Question

Your business plan calls for sales of $65,000 in year 1 with compound growth of 35% per year thereafter. What are your projected sales for year 10?

Answer 1

The projected sales for year 10, based on a compound growth rate of 35% per year starting from an initial sales figure of $65,000 in year 1, would be approximately $1,711,036.25.

Step-by-step explanation:

The formula for calculating compound growth is given by the formula:

FV = PV *
`(1 + r)^n`

where:

- FV is the future value,

- PV is the present value,

- r is the growth rate per period, and

- n is the number of periods.

In this case, the initial sales (PV) is $65,000, the growth rate (r) is 35% or 0.35, and we are calculating for year 10 (n is 10). Plugging in these values into the formula:

FV = 65,000 * (1 + 0.35)^10

FV ≈ 65,000 * (3.042^10)

FV ≈ 65,000 * 69.639

FV ≈ 4,522,635

Therefore, the projected sales for year 10 would be approximately $4,522,635.

It's important to note that this calculation assumes a constant growth rate over the period, and market conditions, competition, and other factors may influence actual sales.
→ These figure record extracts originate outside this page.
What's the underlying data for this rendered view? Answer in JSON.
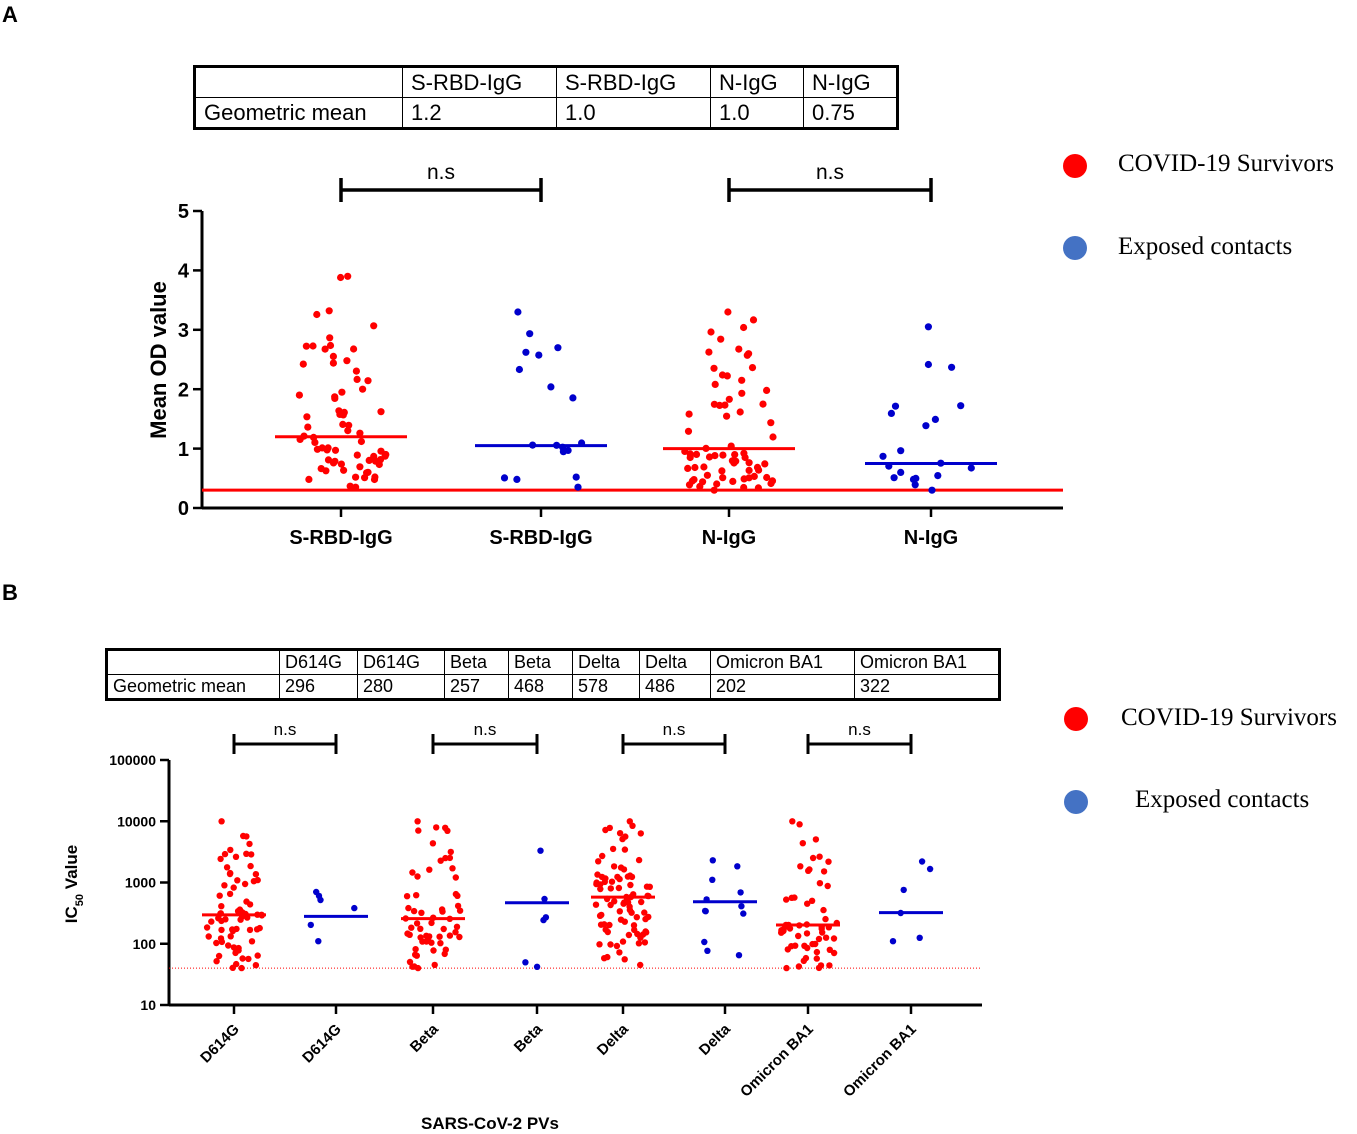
{
  "panels": {
    "a": "A",
    "b": "B"
  },
  "colors": {
    "survivors": "#ff0000",
    "contacts": "#0000cc",
    "legend_contacts": "#4472c4",
    "threshold": "#ff0000"
  },
  "tableA": {
    "header": [
      "",
      "S-RBD-IgG",
      "S-RBD-IgG",
      "N-IgG",
      "N-IgG"
    ],
    "row": [
      "Geometric mean",
      "1.2",
      "1.0",
      "1.0",
      "0.75"
    ]
  },
  "tableB": {
    "header": [
      "",
      "D614G",
      "D614G",
      "Beta",
      "Beta",
      "Delta",
      "Delta",
      "Omicron BA1",
      "Omicron BA1"
    ],
    "row": [
      "Geometric mean",
      "296",
      "280",
      "257",
      "468",
      "578",
      "486",
      "202",
      "322"
    ]
  },
  "legendA": {
    "survivors": "COVID-19 Survivors",
    "contacts": "Exposed contacts"
  },
  "legendB": {
    "survivors": "COVID-19 Survivors",
    "contacts": "Exposed contacts"
  },
  "chart_data": [
    {
      "type": "scatter",
      "title": "",
      "ylabel": "Mean OD value",
      "xlabel": "",
      "ylim": [
        0,
        5
      ],
      "yticks": [
        0,
        1,
        2,
        3,
        4,
        5
      ],
      "categories": [
        "S-RBD-IgG",
        "S-RBD-IgG",
        "N-IgG",
        "N-IgG"
      ],
      "groups": [
        "COVID-19 Survivors",
        "Exposed contacts",
        "COVID-19 Survivors",
        "Exposed contacts"
      ],
      "geometric_means": [
        1.2,
        1.05,
        1.0,
        0.75
      ],
      "threshold": 0.3,
      "point_counts": [
        70,
        18,
        70,
        20
      ],
      "ranges": [
        [
          0.35,
          3.9
        ],
        [
          0.35,
          3.3
        ],
        [
          0.3,
          3.3
        ],
        [
          0.3,
          3.05
        ]
      ],
      "comparisons": [
        {
          "from": 0,
          "to": 1,
          "label": "n.s"
        },
        {
          "from": 2,
          "to": 3,
          "label": "n.s"
        }
      ]
    },
    {
      "type": "scatter",
      "title": "",
      "ylabel": "IC50 Value",
      "xlabel": "SARS-CoV-2 PVs",
      "yscale": "log",
      "ylim": [
        10,
        100000
      ],
      "yticks": [
        10,
        100,
        1000,
        10000,
        100000
      ],
      "ytick_labels": [
        "10",
        "100",
        "1000",
        "10000",
        "100000"
      ],
      "categories": [
        "D614G",
        "D614G",
        "Beta",
        "Beta",
        "Delta",
        "Delta",
        "Omicron BA1",
        "Omicron BA1"
      ],
      "groups": [
        "COVID-19 Survivors",
        "Exposed contacts",
        "COVID-19 Survivors",
        "Exposed contacts",
        "COVID-19 Survivors",
        "Exposed contacts",
        "COVID-19 Survivors",
        "Exposed contacts"
      ],
      "geometric_means": [
        296,
        280,
        257,
        468,
        578,
        486,
        202,
        322
      ],
      "threshold": 40,
      "point_counts": [
        70,
        6,
        60,
        6,
        85,
        12,
        60,
        6
      ],
      "ranges": [
        [
          40,
          10000
        ],
        [
          110,
          700
        ],
        [
          40,
          10000
        ],
        [
          42,
          3300
        ],
        [
          45,
          10000
        ],
        [
          65,
          2300
        ],
        [
          40,
          10000
        ],
        [
          110,
          2200
        ]
      ],
      "comparisons": [
        {
          "from": 0,
          "to": 1,
          "label": "n.s"
        },
        {
          "from": 2,
          "to": 3,
          "label": "n.s"
        },
        {
          "from": 4,
          "to": 5,
          "label": "n.s"
        },
        {
          "from": 6,
          "to": 7,
          "label": "n.s"
        }
      ]
    }
  ]
}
Regularly revisiting and adjusting the business plan based on real-world performance is crucial for accurate forecasting and strategic decision-making.

Answer 2

The projected sales for year 10 for a sales of $65,000 in year 1 with compound growth of 35% per year thereafter will be $4,087,093.77.

Step-by-step explanation:

The projected sales for year 10, starting from an initial sales figure of $65,000 in year 1, are estimated using compound growth at a rate of 35% annually. Employing the compound interest formula A = P(1 + r)ⁿ, where A represents the final amount after n years, P is the initial amount, r stands for the annual growth rate, and n denotes the number of years, the calculation is as follows:

For year 10:

P = $65,000

r = 35% or 0.35

n = 9 (since we're projecting for year 10, which is 9 years after year 1)

Substituting these values into the formula gives us:

A = $65,000 × (1 + 0.35)⁹

A = $65,000 × (1.35)⁹

A = $65,000 × 27.8083676

A = $4,087,093.77

Therefore, the estimated sales figure is approximately $4,087,093.77. This exponential growth showcases how sales escalate significantly over time due to the compounding effect of the growth rate.